No busco teorizar, ni siquiera bajo una lógica empírica, sobre los qué, los cómo, los cuándo, los dónde, los porqué o los para qué de los movimientos de mujeres, feministas y/o de aquéllos a favor de los derechos humanos de las mujeres. Lo que pretendo es llamar la atención, particularmente, de nosotros los hombres y de aquellas visiones machistas, misóginas y/o sexistas para que, a partir de ahí, logremos generar, construir y consolidar los cambios y creaciones que se necesiten con el fin de poder vivir realmente en contextos donde prevalezca la igualdad entre los géneros, la libertad y autonomía de las mujeres, la no discriminación por motivo de sexo y/o género, así como las vidas libres de violencia en contra de las mujeres.
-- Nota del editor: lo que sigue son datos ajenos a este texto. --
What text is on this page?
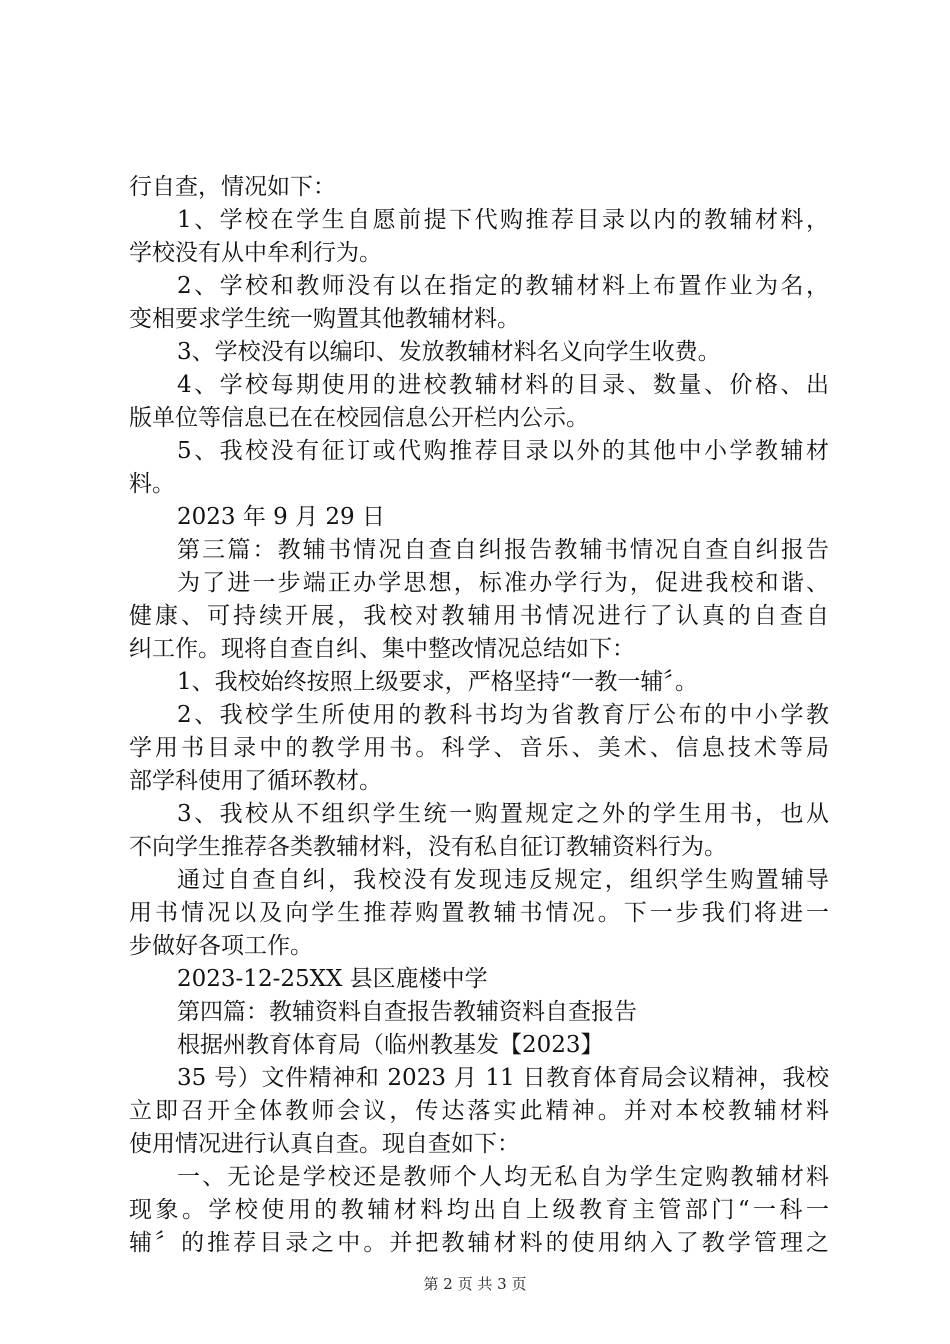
行自查，情况如下：
1、学校在学生自愿前提下代购推荐目录以内的教辅材料，
学校没有从中牟利行为。
2、学校和教师没有以在指定的教辅材料上布置作业为名，
变相要求学生统一购置其他教辅材料。
3、学校没有以编印、发放教辅材料名义向学生收费。
4、学校每期使用的进校教辅材料的目录、数量、价格、出
版单位等信息已在在校园信息公开栏内公示。
5、我校没有征订或代购推荐目录以外的其他中小学教辅材
料。
2023 年 9 月 29 日
第三篇：教辅书情况自查自纠报告教辅书情况自查自纠报告
为了进一步端正办学思想，标准办学行为，促进我校和谐、
健康、可持续开展，我校对教辅用书情况进行了认真的自查自
纠工作。现将自查自纠、集中整改情况总结如下：
1、我校始终按照上级要求，严格坚持“一教一辅〞。
2、我校学生所使用的教科书均为省教育厅公布的中小学教
学用书目录中的教学用书。科学、音乐、美术、信息技术等局
部学科使用了循环教材。
3、我校从不组织学生统一购置规定之外的学生用书，也从
不向学生推荐各类教辅材料，没有私自征订教辅资料行为。
通过自查自纠，我校没有发现违反规定，组织学生购置辅导
用书情况以及向学生推荐购置教辅书情况。下一步我们将进一
步做好各项工作。
2023-12-25XX 县区鹿楼中学
第四篇：教辅资料自查报告教辅资料自查报告
根据州教育体育局（临州教基发【2023】
35 号）文件精神和 2023 月 11 日教育体育局会议精神，我校
立即召开全体教师会议，传达落实此精神。并对本校教辅材料
使用情况进行认真自查。现自查如下：
一、无论是学校还是教师个人均无私自为学生定购教辅材料
现象。学校使用的教辅材料均出自上级教育主管部门“一科一
辅〞的推荐目录之中。并把教辅材料的使用纳入了教学管理之
第 2 页 共 3 页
Año con año, a las mujeres se les critica –incluso se les criminaliza– porque pintan edificios y monumentos históricos, porque rompen ventanales o porque gritan consignas en contra del orden establecido –orden institucional, social, económico, entre otros–. No se critica, en cambio, cuando desde la sociedad se les dice que su deber es soportar las violencias y las discriminaciones que soportan incluso dentro de sus propios hogares y/o familias, ni cuando las instituciones –sí, patriarcales– les cierran la puerta en la cara –a veces, literalmente– porque sus palabras valen menos que las lógicas bajo las cuales operan estas instituciones –lógicas, en efecto, también patriarcales–. Sí, sabemos y muy probablemente hayamos vivido en carne propia varias de las ineficiencias, debilidades y corrupciones institucionales que hay en nuestro país: en la ventanilla para realizar algún trámite administrativo, en la oficina de las fiscalías de justicia cuando queremos denunciar algún ilícito y/o en los juzgados al atender el trámite de asuntos en litigio. Todas –o la gran mayoría de– las personas hemos tenido que padecer muchos de los problemas que vienen arrastrando o que incluso generan las instituciones de nuestro país; en particular, las instituciones públicas o estatales, tanto locales como federales: esas instituciones que, en teoría, debieran operar al sistema estatal que nos provee –directa o indirectamente– de los bienes mínimos indispensables para que desarrollemos de manera plena nuestras vidas: el agua, los energéticos, la educación, la salud, la capacitación para el trabajo y, sí, también la justicia.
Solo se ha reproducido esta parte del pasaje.